I had to call my parents just to feel like I had some company cos I have no one else to talk to.
I DID talk to Julie for a little while earlier today and she said that she thinks she's never been so sick in her life. I think I'm the least sick of everyone because I only vomited the two times and one was because I drank a liquid that wasn't clear without thinking about it. And I'm not the only one who suffered projectile vomiting lol.
I think I'm pretty much better.. I'm still terribly dehydrated and I still have some diarrhoea but I think I'm getting better. Well, I wouldn't really know cos I've been drinking the only thing I know I can keep down - plain water and this rehydration shit.
My storage closet light wouldn't work for 2 hours. Really weird. Who said it could stop working for that amount of time? lol I flicked the light switch and changed the lightbulb but for 2 hours it just kinda did its own thing.
So dad's making me take classes this summer and not work. He said he'll pay everything for me with his stocks. I'd much rather just work and not go to school and save money. I'm really tired with school. I can't concentrate or focus. It really sucks.
Oh man I'm SO TIRED but I'm SO dehydrated. I want DESPERATELY to sleep and yet when I get into bed I just lay there. Unless I'm hallucinating.
I don't know what's going on cos I'm so dehydrated. It's terrible.
I hope the cat and Jaimie aren't able to get sick like this.

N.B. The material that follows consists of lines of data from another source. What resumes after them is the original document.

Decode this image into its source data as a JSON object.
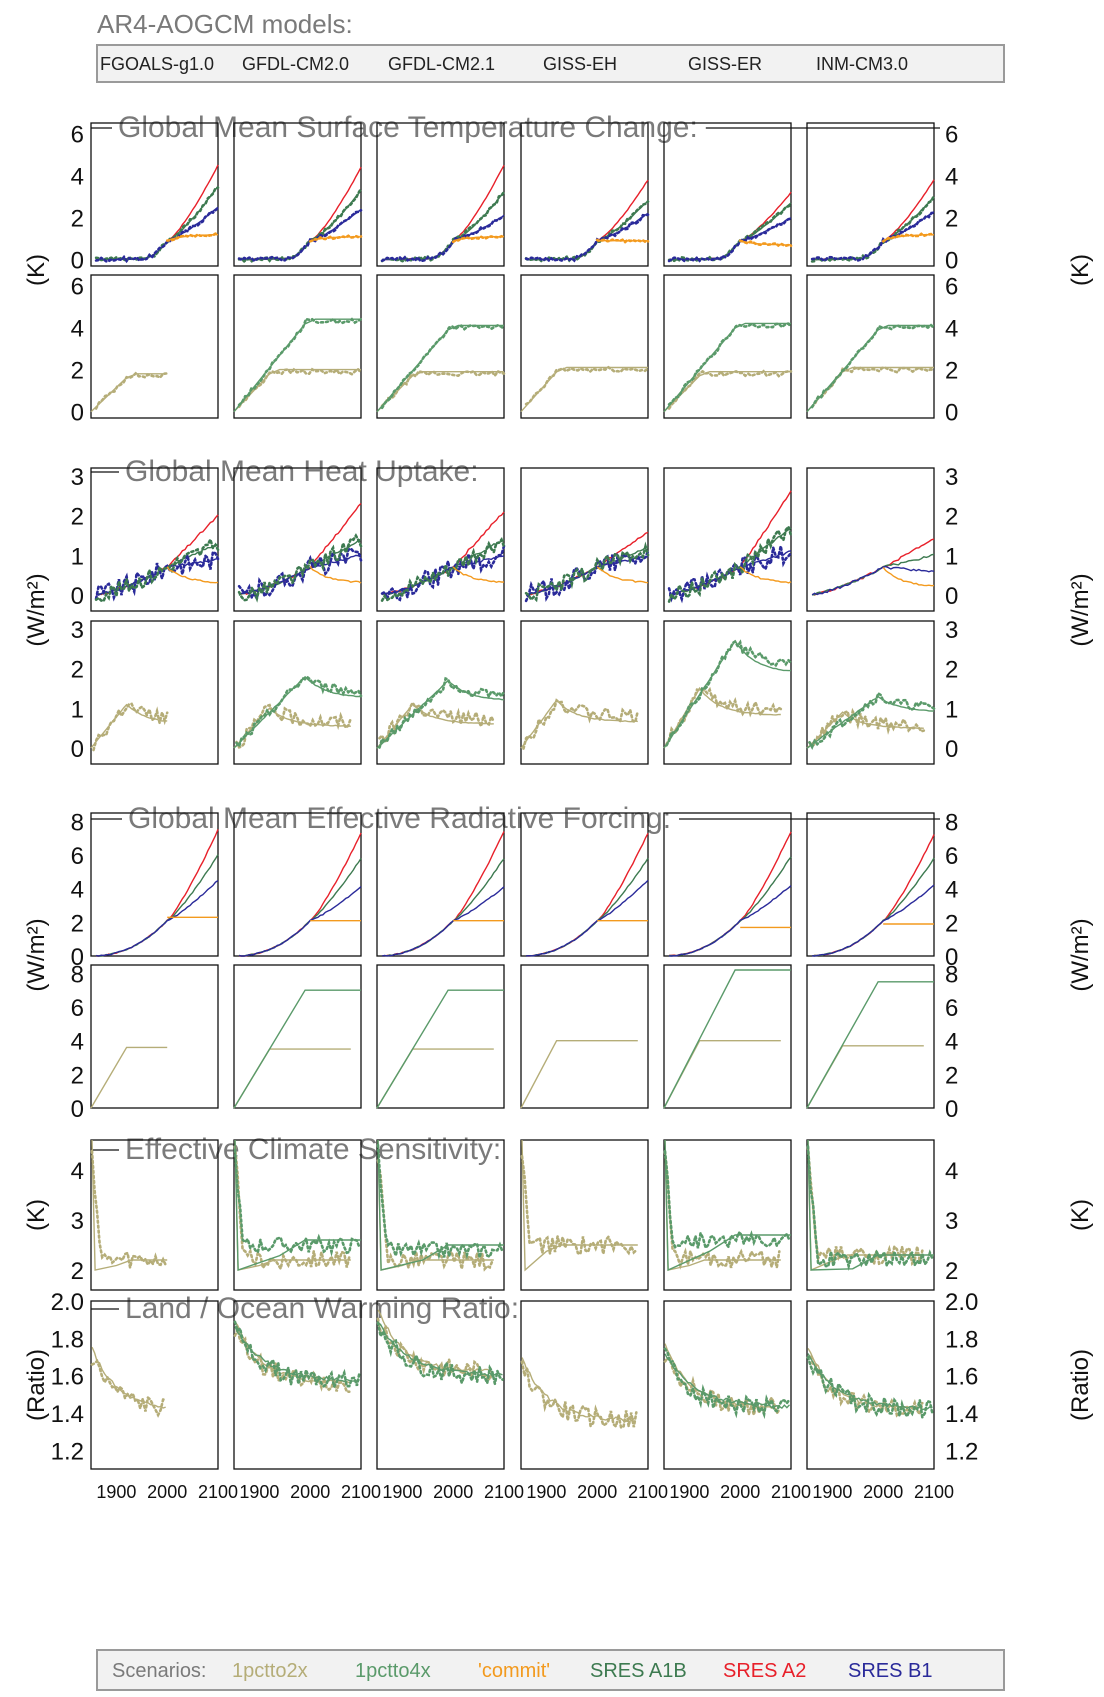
{
  "models_title": "AR4-AOGCM models:",
  "models": [
    "FGOALS-g1.0",
    "GFDL-CM2.0",
    "GFDL-CM2.1",
    "GISS-EH",
    "GISS-ER",
    "INM-CM3.0"
  ],
  "x_ticks": [
    "1900",
    "2000",
    "2100"
  ],
  "legend": {
    "label": "Scenarios:",
    "items": [
      {
        "name": "1pctto2x",
        "color": "#b5ad78"
      },
      {
        "name": "1pctto4x",
        "color": "#5a9a6a"
      },
      {
        "name": "'commit'",
        "color": "#f39a1e"
      },
      {
        "name": "SRES A1B",
        "color": "#3d7a50"
      },
      {
        "name": "SRES A2",
        "color": "#e8202a"
      },
      {
        "name": "SRES B1",
        "color": "#2a2a9a"
      }
    ]
  },
  "sections": [
    {
      "title": "Global Mean Surface Temperature Change:",
      "ylabel_left": "(K)",
      "ylabel_right": "(K)",
      "ticks_a": [
        "0",
        "2",
        "4",
        "6"
      ],
      "ticks_b": [
        "0",
        "2",
        "4",
        "6"
      ]
    },
    {
      "title": "Global Mean Heat Uptake:",
      "ylabel_left": "(W/m²)",
      "ylabel_right": "(W/m²)",
      "ticks_a": [
        "0",
        "1",
        "2",
        "3"
      ],
      "ticks_b": [
        "0",
        "1",
        "2",
        "3"
      ]
    },
    {
      "title": "Global Mean Effective Radiative Forcing:",
      "ylabel_left": "(W/m²)",
      "ylabel_right": "(W/m²)",
      "ticks_a": [
        "0",
        "2",
        "4",
        "6",
        "8"
      ],
      "ticks_b": [
        "0",
        "2",
        "4",
        "6",
        "8"
      ]
    },
    {
      "title": "Effective Climate Sensitivity:",
      "ylabel_left": "(K)",
      "ylabel_right": "(K)",
      "ticks_a": [
        "2",
        "3",
        "4"
      ]
    },
    {
      "title": "Land / Ocean Warming Ratio:",
      "ylabel_left": "(Ratio)",
      "ylabel_right": "(Ratio)",
      "ticks_a": [
        "1.2",
        "1.4",
        "1.6",
        "1.8",
        "2.0"
      ]
    }
  ],
  "chart_data": {
    "type": "line",
    "title": "",
    "x_range": [
      1850,
      2100
    ],
    "models": [
      "FGOALS-g1.0",
      "GFDL-CM2.0",
      "GFDL-CM2.1",
      "GISS-EH",
      "GISS-ER",
      "INM-CM3.0"
    ],
    "panels": [
      {
        "name": "Global Mean Surface Temperature Change (SRES)",
        "unit": "K",
        "ylim": [
          -0.3,
          6.5
        ],
        "series": [
          "SRES A2",
          "SRES A1B",
          "SRES B1",
          "'commit'"
        ],
        "end_values_2100": {
          "SRES A2": [
            4.5,
            4.4,
            4.5,
            3.8,
            3.2,
            3.8
          ],
          "SRES A1B": [
            3.5,
            3.3,
            3.2,
            2.8,
            2.7,
            3.0
          ],
          "SRES B1": [
            2.5,
            2.4,
            2.1,
            2.2,
            2.0,
            2.3
          ],
          "'commit'": [
            1.2,
            1.1,
            1.1,
            0.9,
            0.7,
            1.2
          ]
        }
      },
      {
        "name": "Global Mean Surface Temperature Change (idealized)",
        "unit": "K",
        "ylim": [
          -0.3,
          6.5
        ],
        "series": [
          "1pctto2x",
          "1pctto4x"
        ],
        "plateau_values": {
          "1pctto2x": [
            1.8,
            2.0,
            1.9,
            2.1,
            1.9,
            2.1
          ],
          "1pctto4x": [
            null,
            4.4,
            4.1,
            null,
            4.2,
            4.1
          ]
        }
      },
      {
        "name": "Global Mean Heat Uptake (SRES)",
        "unit": "W/m²",
        "ylim": [
          -0.4,
          3.2
        ],
        "end_values_2100": {
          "SRES A2": [
            2.0,
            2.3,
            2.1,
            1.6,
            2.6,
            1.4
          ],
          "SRES A1B": [
            1.3,
            1.4,
            1.4,
            1.2,
            1.7,
            1.0
          ],
          "SRES B1": [
            0.9,
            1.0,
            1.0,
            1.0,
            1.1,
            0.6
          ],
          "'commit'": [
            0.3,
            0.3,
            0.3,
            0.3,
            0.3,
            0.2
          ]
        }
      },
      {
        "name": "Global Mean Heat Uptake (idealized)",
        "unit": "W/m²",
        "ylim": [
          -0.4,
          3.2
        ],
        "peak_values": {
          "1pctto2x": [
            1.1,
            1.0,
            1.1,
            1.2,
            1.5,
            0.9
          ],
          "1pctto4x": [
            null,
            1.8,
            1.7,
            null,
            2.7,
            1.3
          ]
        }
      },
      {
        "name": "Global Mean Effective Radiative Forcing (SRES)",
        "unit": "W/m²",
        "ylim": [
          0,
          8.5
        ],
        "end_values_2100": {
          "SRES A2": [
            7.5,
            7.3,
            7.4,
            7.3,
            7.4,
            7.2
          ],
          "SRES A1B": [
            6.0,
            5.8,
            5.8,
            5.8,
            5.9,
            5.8
          ],
          "SRES B1": [
            4.5,
            4.1,
            4.1,
            4.5,
            4.2,
            4.2
          ],
          "'commit'": [
            2.3,
            2.1,
            2.1,
            2.1,
            1.7,
            1.9
          ]
        }
      },
      {
        "name": "Global Mean Effective Radiative Forcing (idealized)",
        "unit": "W/m²",
        "ylim": [
          0,
          8.5
        ],
        "plateau_values": {
          "1pctto2x": [
            3.6,
            3.5,
            3.5,
            4.0,
            4.0,
            3.7
          ],
          "1pctto4x": [
            null,
            7.0,
            7.0,
            null,
            8.2,
            7.5
          ]
        }
      },
      {
        "name": "Effective Climate Sensitivity",
        "unit": "K",
        "ylim": [
          1.6,
          4.6
        ],
        "late_values": {
          "1pctto2x": [
            2.2,
            2.2,
            2.2,
            2.5,
            2.2,
            2.3
          ],
          "1pctto4x": [
            null,
            2.6,
            2.5,
            null,
            2.7,
            2.3
          ]
        }
      },
      {
        "name": "Land / Ocean Warming Ratio",
        "unit": "Ratio",
        "ylim": [
          1.1,
          2.0
        ],
        "late_values": {
          "1pctto2x": [
            1.41,
            1.56,
            1.62,
            1.36,
            1.43,
            1.42
          ],
          "1pctto4x": [
            null,
            1.57,
            1.6,
            null,
            1.43,
            1.42
          ]
        }
      }
    ]
  }
}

I cleaned Jaimie's cage yesterday and gave her a bath before I came down ill. I hope it's not possible to spread this to animals. :( I guess we'll find out tomorrow if her and the cat are barfing their brains up. I've only known Jaimie to puke ONCE so far. EVER. And that was from Jon driving his car like a maniac. The poor thing ended up puking in the corner of her shoebox when we took her to the vet.
1:15 in the morning.. I'd love to watch something on TV but there's probably nothing on.. and Julie took all her movies that she was going to lend me to watch at work.
I still don't know what's happening with us. I'm kinda sad about it. But at the same time, I'm also too sick to really be able to think about it. I know that when I feel better it'll really hit me. Last night when she left, she told me she loves me. But she didn't say it on the phone today. She didn't take ALL her stuff home. But she took a lot.
I don't know. I'm sure she'll tell me what's up when she's feeling better.
Ugh. I'm gonna go sit on the couch with a blanket over me and see if there's anything on TV. If there isn't, I guess I'll just have to try and sleep.
I'm feeling really scared of being alone, though.
Paranoid.
Like I'm gonna turn my head or a corner and there's gonna be someone there.